Airway clearance is a major part of CF care and maintenance. There are various ways that patients and their caregivers can administer the clearance therapies, and some of the techniques used can vary by country. Some techniques can be done by the patient (if they’re old enough to take charge of their care), while others require someone else to assist them.
The whole point of airway clearance is to loosen and move the abnormally thick, sticky mucus out of the lungs so patients can (hopefully) breathe better. Getting all of the mucus out can also help reduce the severity of lung infections (cff.org).
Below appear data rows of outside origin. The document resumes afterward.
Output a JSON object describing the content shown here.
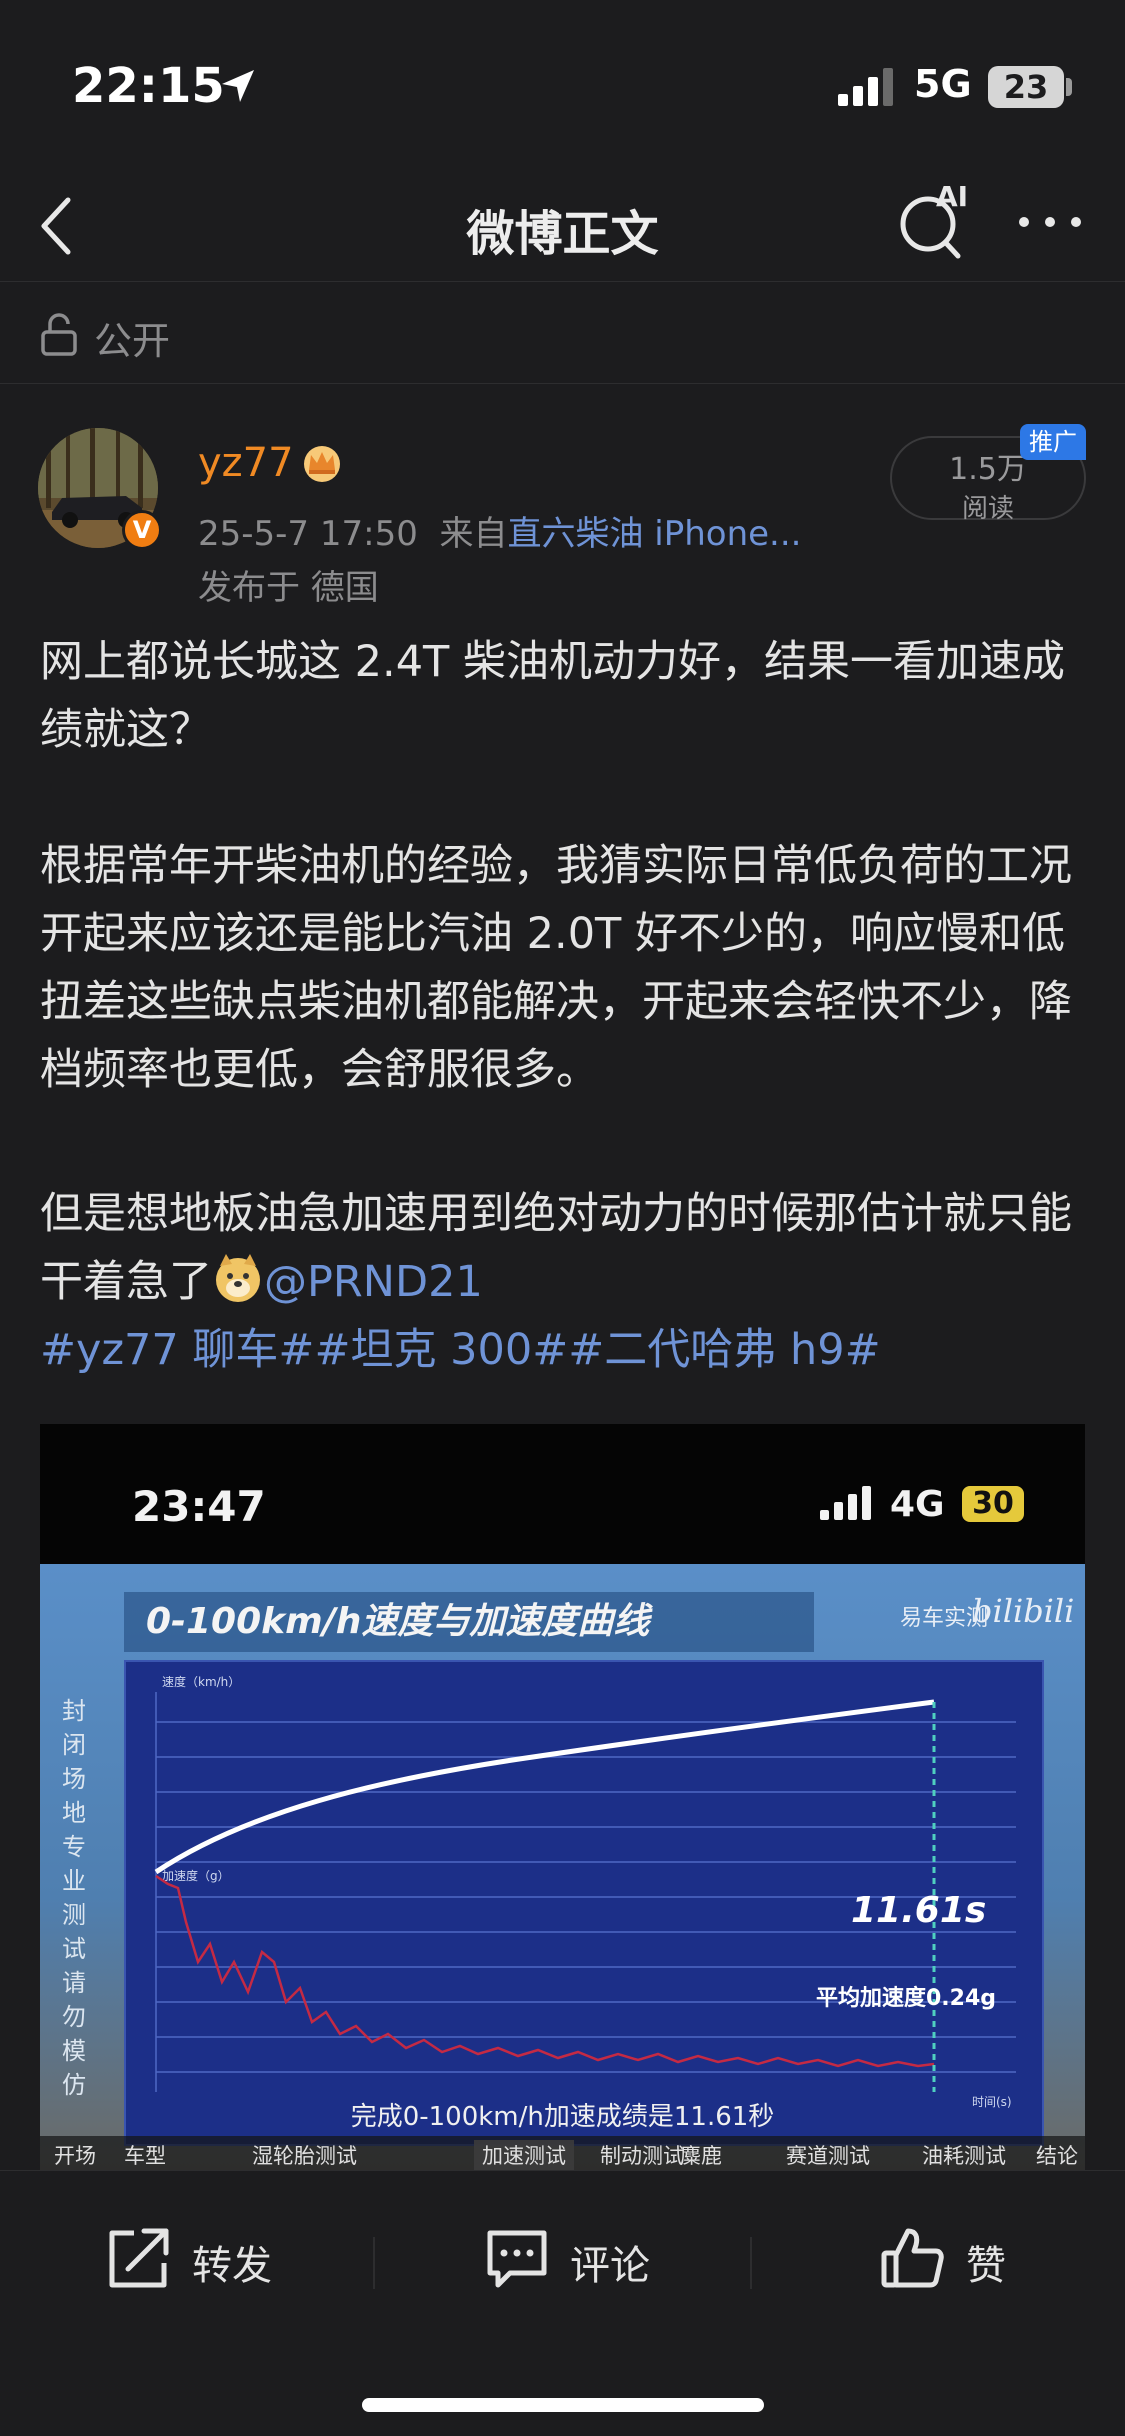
{
  "status_bar": {
    "time": "22:15",
    "network": "5G",
    "battery": "23"
  },
  "nav": {
    "title": "微博正文",
    "ai_label": "AI"
  },
  "visibility": {
    "label": "公开"
  },
  "post": {
    "author": {
      "name": "yz77",
      "badge": "V"
    },
    "meta_time": "25-5-7 17:50",
    "meta_from": "来自",
    "meta_source": "直六柴油 iPhone...",
    "location": "发布于 德国",
    "reads": {
      "count": "1.5万",
      "label": "阅读"
    },
    "promo_badge": "推广",
    "paragraph1": "网上都说长城这 2.4T 柴油机动力好，结果一看加速成绩就这？",
    "paragraph2": "根据常年开柴油机的经验，我猜实际日常低负荷的工况开起来应该还是能比汽油 2.0T 好不少的，响应慢和低扭差这些缺点柴油机都能解决，开起来会轻快不少，降档频率也更低，会舒服很多。",
    "paragraph3": "但是想地板油急加速用到绝对动力的时候那估计就只能干着急了",
    "mention": "@PRND21",
    "hashtags": "#yz77 聊车##坦克 300##二代哈弗 h9#"
  },
  "media": {
    "phone_time": "23:47",
    "phone_network": "4G",
    "phone_battery": "30",
    "video_title": "0-100km/h速度与加速度曲线",
    "video_source": "易车实测",
    "video_logo": "bilibili",
    "side_caption": "封闭场地 专业测试 请勿模仿",
    "chart_speed_label": "速度（km/h）",
    "chart_acc_label": "加速度（g）",
    "chart_time_label": "时间(s)",
    "result_time": "11.61s",
    "avg_acceleration": "平均加速度0.24g",
    "subtitle": "完成0-100km/h加速成绩是11.61秒",
    "chapters": [
      "开场",
      "车型",
      "湿轮胎测试",
      "加速测试",
      "制动测试",
      "麋鹿",
      "赛道测试",
      "油耗测试",
      "结论"
    ]
  },
  "actions": {
    "repost": "转发",
    "comment": "评论",
    "like": "赞"
  }
}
One of the first airway clearance techniques parents of infants use on their child after diagnosis is manual chest physiotherapy, or CPT. The parent or caregiver can use a cupped hand or a special percussion cup to clap over the lungs in specific zones for a set amount of time. This is the method we used with Judith for almost 2 years until she was big enough to qualify for another method of airway clearance.
In the US, inflatable vests are a popular and common form of airway clearance, called High-frequency chest wall oscillation, or HFCWO. I see 3 brands mentioned most often among other CF parents: The Vest by Hill Rom, Smartvest by Electromed, and the InCourage by RespirTech. The patient puts on a cloth vest that has an inflatable bladder inside, connects the vest to a generator with a hose (or 2 hoses depending on the system), then starts the generator for the specific amount of time that the CF team recommends. As patients get older, they will often let the vest run for a few minutes, set the program to automatically pause so they can huff cough to expel the loosened mucus, and repeat for the duration of the treatment. Judith isn’t old enough to understand how to huff cough yet, so her treatments run straight through. Our team wants her to do 30 minutes twice a day, which seems to fit with the average of 20-30 minutes that I’ve heard about from other CF parents. Vest systems are hard to come by for patients outside of the US because other countries often will not pay for the systems, so if a patient wants one they often have to pay out of pocket for a new system or a used system. There is some debate about whether or not the vest systems do a better job than manual CPT or other methods.
Another technique that older patients can use is Oscillating Positive Expiratory Pressure (Oscillating PEP). To do Oscillating PEP, the patient blows into a device that then vibrates the large and small airways to help loosen the mucus (cff.org). 2 devices I’ve heard mentioned frequently for Oscillating PEP are the Flutter and Acapella, but there are other brands available.
During normal treatment plans, most patients perform airway clearance twice a day, but some may do it more frequently depending on their individual case. During sick plan, patients are often performing airway clearance at least 3-4 times a day to help get rid of excess mucus that’s building up, and to hopefully keep more serious infections from setting up camp in the lungs. Airway clearance can be pretty time consuming, particularly during sick plan, but it’s necessary to do it regularly.